On the other hand you've got people, often women, but occasionally men on behalf of their women, who once they hear you are having trouble say some variant on "It was so easy for me I practically thought about getting pregnant and it happened." I don't get the point of this. I tell you something is hard for me, and you tell me how easy it was for you. We are not talking about jacks people, this is a bit closer to the bone than that. Yesterday I did have a lovely experience that counteracted one of these moments of asshattery. I went to a luncheon with my mother, and sat with her and a dear friend, and that friends niece. We started talking about children, I said the minimum (like, trying for a year, starting IVF next month, blah blah blah), and then she said "People told me would be hard, but I got pregnant on the first try!" Just as I was about to take a deep breath, and let it go, my mother's friend spoke up and said "Yes, but it is very hard on people when it doesn't happen easily. My son and daughter-in-law have been trying for a year, and its just very very hard." And then she looked at me as if to say "I headed that one off at the pass kid." It's moments like that that keep my from withdrawing completely and saying I have a contagious disease.
And then, on no hand, you've got the people who get it right some of the time, like normal humans, but because as an infertile you are constantly changing how you feel about it, and where it's hitting you, they get it wrong some of the time.

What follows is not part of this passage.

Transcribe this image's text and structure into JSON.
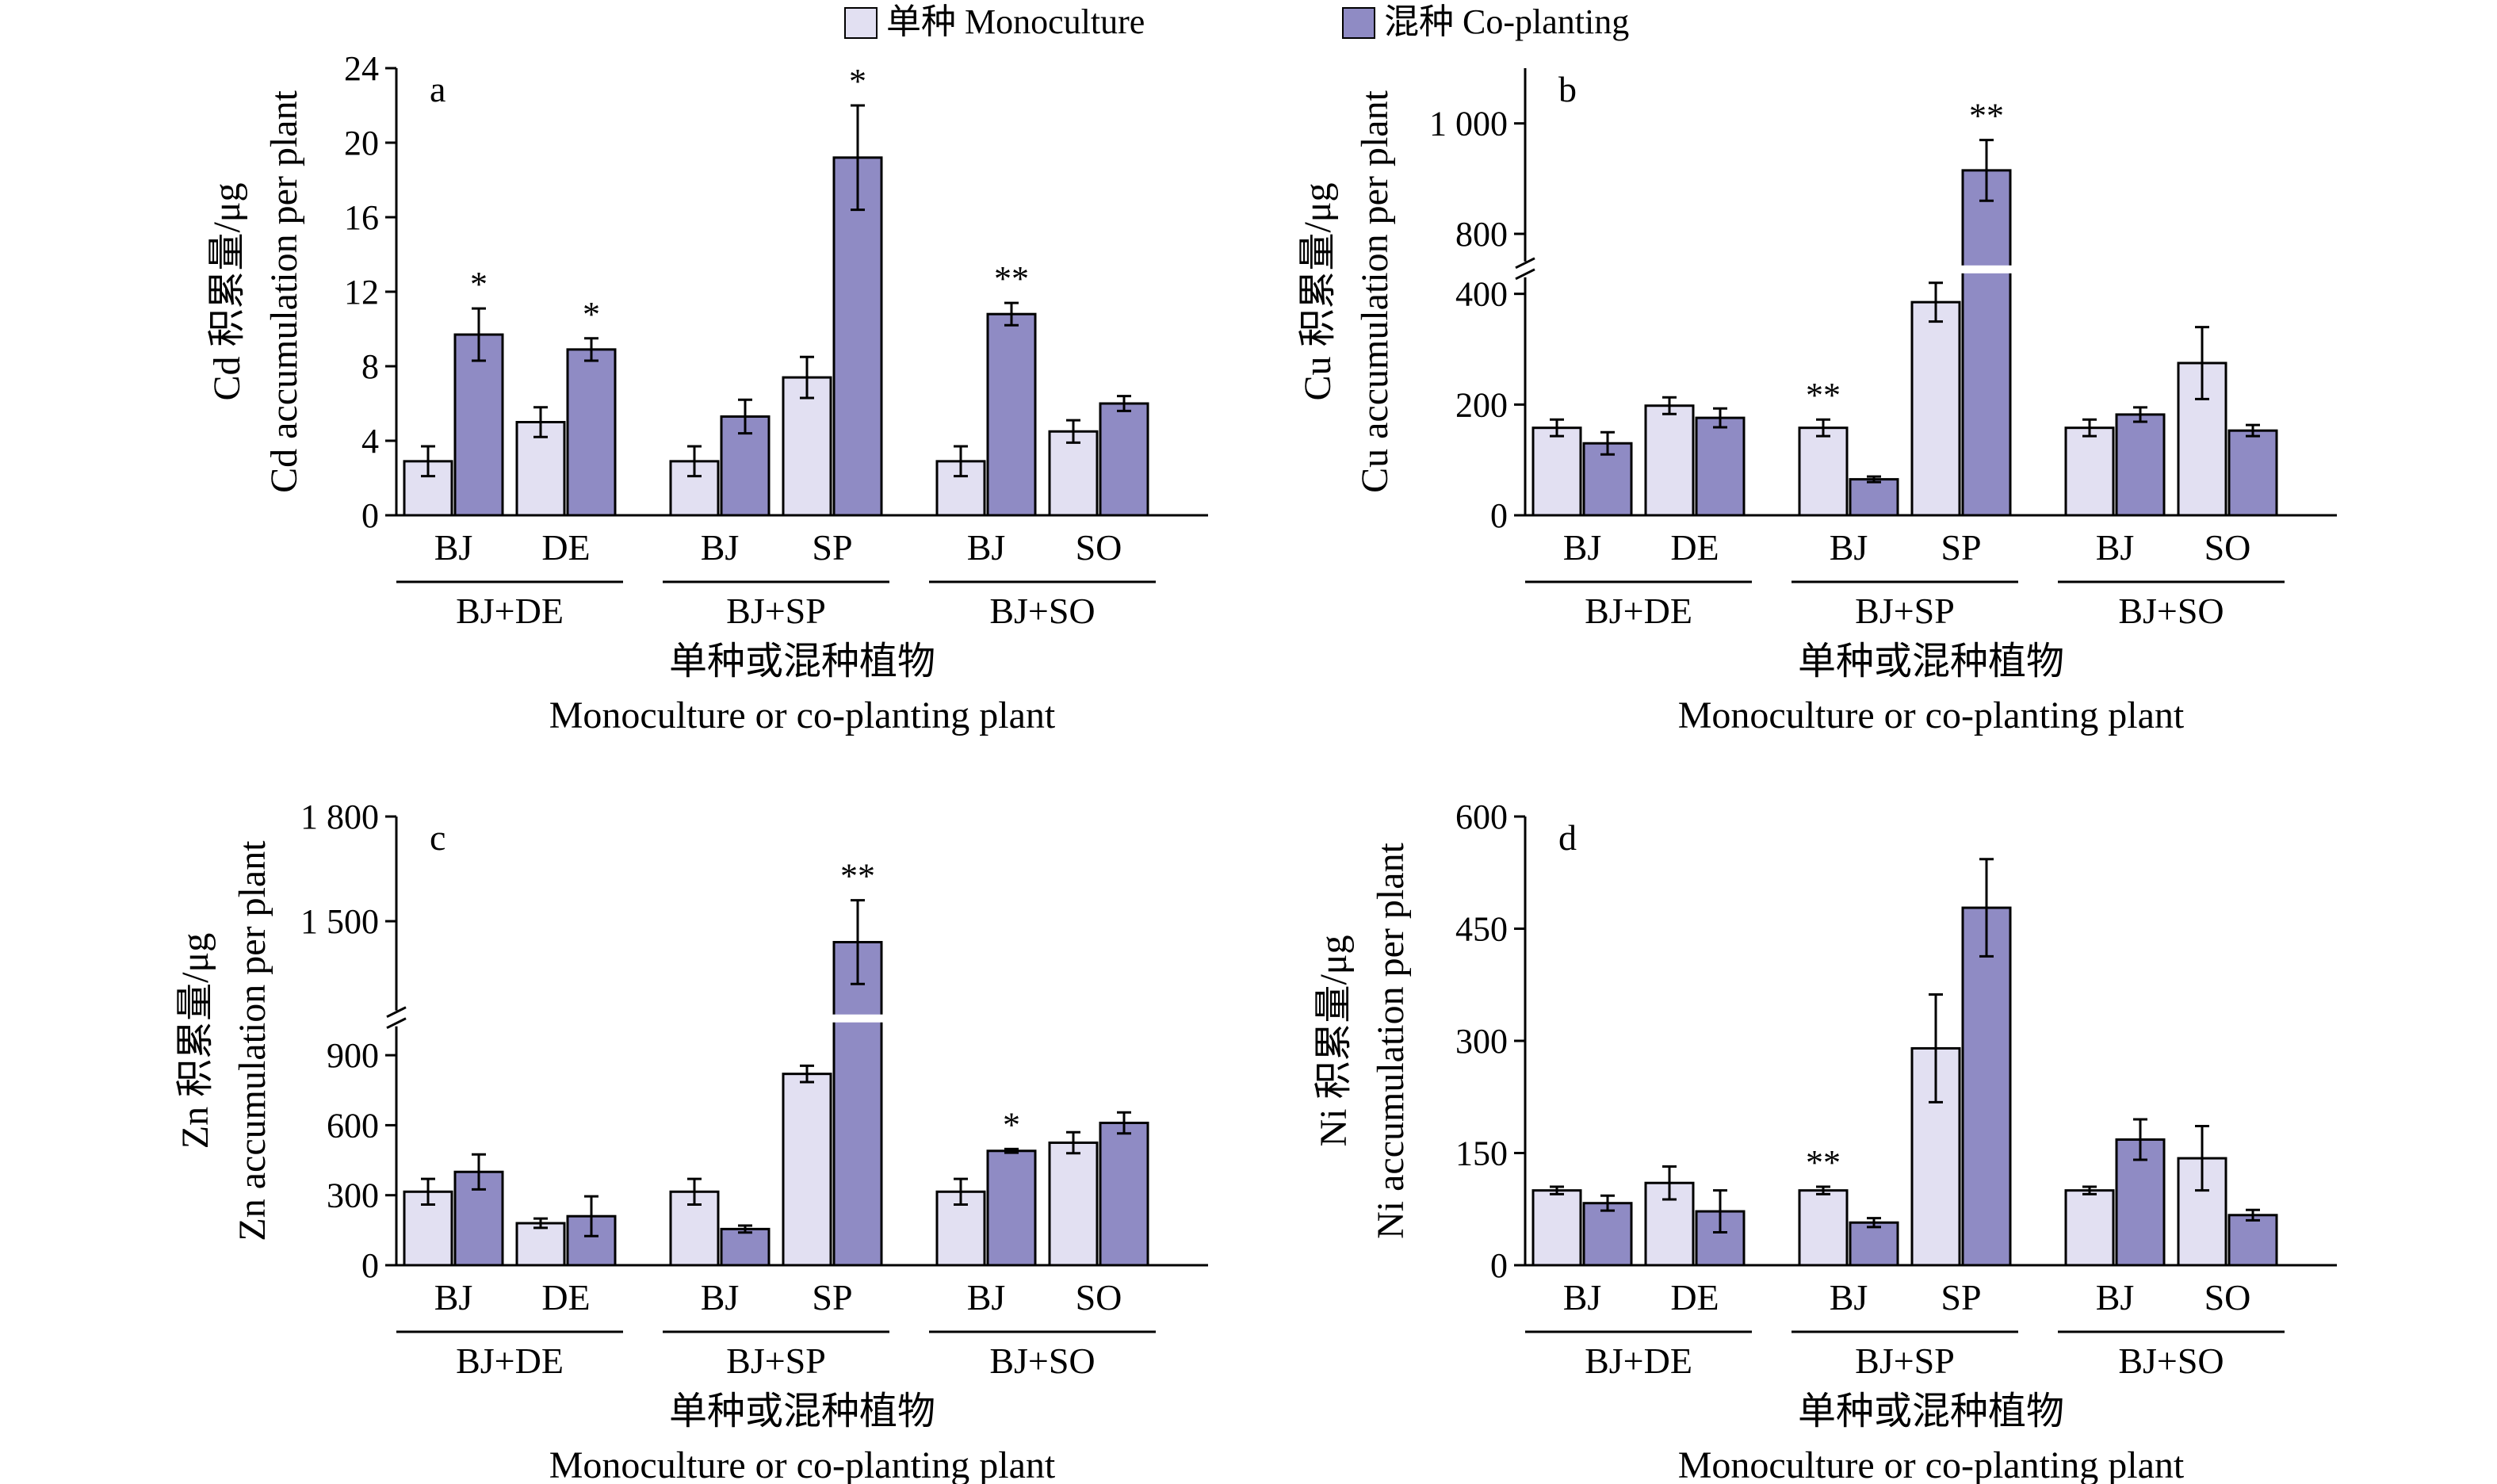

Case in point: For most of the last year, during which I was a mess of epic proportions, I would often harp on the theme of fairness. One lovely friend who had been so positive and supportive, and listened to my ever changing theories of why it wasn't happening, saw me in passing, asked how things were going, I reported the usual, and she said "It's not fair." I said "I know, but it doesn't help me to think that way right now." And even though I handled it well, and spoke from where I was at, it still managed to hit me in my wound.
Infertility is a wound, it gets you where you are most vulnerable (i.e. mine is preoccupation with defectiveness), and then you feel rage. I felt angry at this friend for not getting it just right, not knowing that I wasn't in that state of mind at that particular moment, and putting me back in touch with that part of me that is all wound. Ick. So clearly, that one was all me. I was the asshat. Luckily I was only an asshat on the inside. Is that called internalized asshattery? No that would be different.
Oy. What a pain this infertility shit is, eh?